Well, my favourite old crone doesn't miss a beat... she writes, I have become involved in another project.  The Sisters of Mercy have linked up with the Guyana Women Miners Organization to start a Safe House for rescued girls/women from Trafficking In Persons. They call it Together In Peace. The house is on Princess Street ('given' to them by our Bishop). It opened in December last and began taking residents in January.

It began with two girls, one from Aishalton and the other from Lethem. Aishalton was 18 years old with a two-month-old baby, and soon increased to six, then ten  Now there are  ten girls (mostly Amerindians) and two babies.   As you can imagine this is a difficult community: lack of English, unhappy young girls, suicidal attempts, unaccustomed to city and structured living.  The latest addition was a twelve-year-old, 9 months pregnant.
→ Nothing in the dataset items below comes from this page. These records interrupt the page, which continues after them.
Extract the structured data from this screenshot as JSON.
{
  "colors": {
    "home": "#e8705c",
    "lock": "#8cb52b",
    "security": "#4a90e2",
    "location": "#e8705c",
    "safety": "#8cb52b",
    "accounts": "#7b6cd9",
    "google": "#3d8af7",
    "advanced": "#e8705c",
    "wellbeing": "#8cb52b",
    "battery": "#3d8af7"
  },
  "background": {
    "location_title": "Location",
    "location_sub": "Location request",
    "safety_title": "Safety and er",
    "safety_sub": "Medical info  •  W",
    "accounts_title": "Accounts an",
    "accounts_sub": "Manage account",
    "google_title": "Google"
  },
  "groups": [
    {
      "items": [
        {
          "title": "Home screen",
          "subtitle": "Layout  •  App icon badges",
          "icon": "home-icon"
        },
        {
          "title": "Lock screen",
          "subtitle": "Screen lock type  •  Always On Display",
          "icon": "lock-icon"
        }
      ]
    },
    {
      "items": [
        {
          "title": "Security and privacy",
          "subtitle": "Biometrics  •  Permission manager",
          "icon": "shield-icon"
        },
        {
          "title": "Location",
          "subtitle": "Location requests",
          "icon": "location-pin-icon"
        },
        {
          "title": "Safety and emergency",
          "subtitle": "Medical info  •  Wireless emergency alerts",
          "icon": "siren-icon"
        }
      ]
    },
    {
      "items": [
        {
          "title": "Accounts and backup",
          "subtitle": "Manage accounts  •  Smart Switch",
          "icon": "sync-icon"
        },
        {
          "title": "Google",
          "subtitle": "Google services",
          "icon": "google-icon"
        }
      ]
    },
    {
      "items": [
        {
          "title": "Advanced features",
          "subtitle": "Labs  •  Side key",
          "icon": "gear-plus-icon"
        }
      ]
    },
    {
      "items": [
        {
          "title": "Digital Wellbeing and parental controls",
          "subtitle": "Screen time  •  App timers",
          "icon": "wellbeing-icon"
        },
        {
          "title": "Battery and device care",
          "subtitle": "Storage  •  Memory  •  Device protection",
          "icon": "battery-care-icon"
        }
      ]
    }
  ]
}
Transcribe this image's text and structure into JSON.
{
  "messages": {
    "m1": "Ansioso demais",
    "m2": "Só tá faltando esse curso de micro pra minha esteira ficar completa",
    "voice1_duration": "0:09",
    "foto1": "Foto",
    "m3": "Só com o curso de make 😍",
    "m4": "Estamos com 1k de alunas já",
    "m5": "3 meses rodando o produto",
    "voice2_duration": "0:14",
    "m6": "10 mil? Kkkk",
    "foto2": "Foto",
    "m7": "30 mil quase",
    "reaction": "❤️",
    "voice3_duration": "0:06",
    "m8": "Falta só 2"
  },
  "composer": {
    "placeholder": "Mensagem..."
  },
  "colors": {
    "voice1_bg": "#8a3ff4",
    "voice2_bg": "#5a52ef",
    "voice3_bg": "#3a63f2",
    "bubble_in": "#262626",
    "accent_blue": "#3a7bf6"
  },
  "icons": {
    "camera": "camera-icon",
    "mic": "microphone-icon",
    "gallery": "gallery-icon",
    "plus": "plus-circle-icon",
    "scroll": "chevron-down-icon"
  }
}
The baby was born the day after her arrival at GPHC. She has never been to school and has very little understanding of how to care for a baby!

I was overwhelmed with the enormous tasks ahead of these Sisters that I would not know where to start... But Sister went on... if you can collect some craft materials or interesting DVDs or anything your mind gives you that can be of use to these persons,..... I will be a grateful recipient.   Signed "with love and blessings".

If you would like to assist with some of her requests, you may make a monetary donation through this blog [Indicate "Together in Peace"]

Mental Health Activities

I will be back assisting my colleagues, Psychiatrists Bhiro Harry and Jorge Balseiro to alleviate some of the distress that bad mental health causes individuals, families, society and the health professionals working with them.   I might even assist with some teaching with the psychiatry residents.  As well, the government has been developing resources to deal with this crisis.   Nurse Leslyn Holder has been functioning as the Coordinator of the National Mental Health Institute. She wrote, "The aim is to make little meaningful changes that are sustainable and the big ones will follow once everything comes together. Nonetheless, we have to remain united and strong as a team against all the adversities."

I guess one of these adversities from my perspective is that our Canadian Mental Health's Team visit for this September has needed to be postponed for numerous reasons, but it is expected to be on for February next year.

I hope you will join me for this tour.   I am looking forward to the familiar and the new.

I am thinking about saving airfare this year.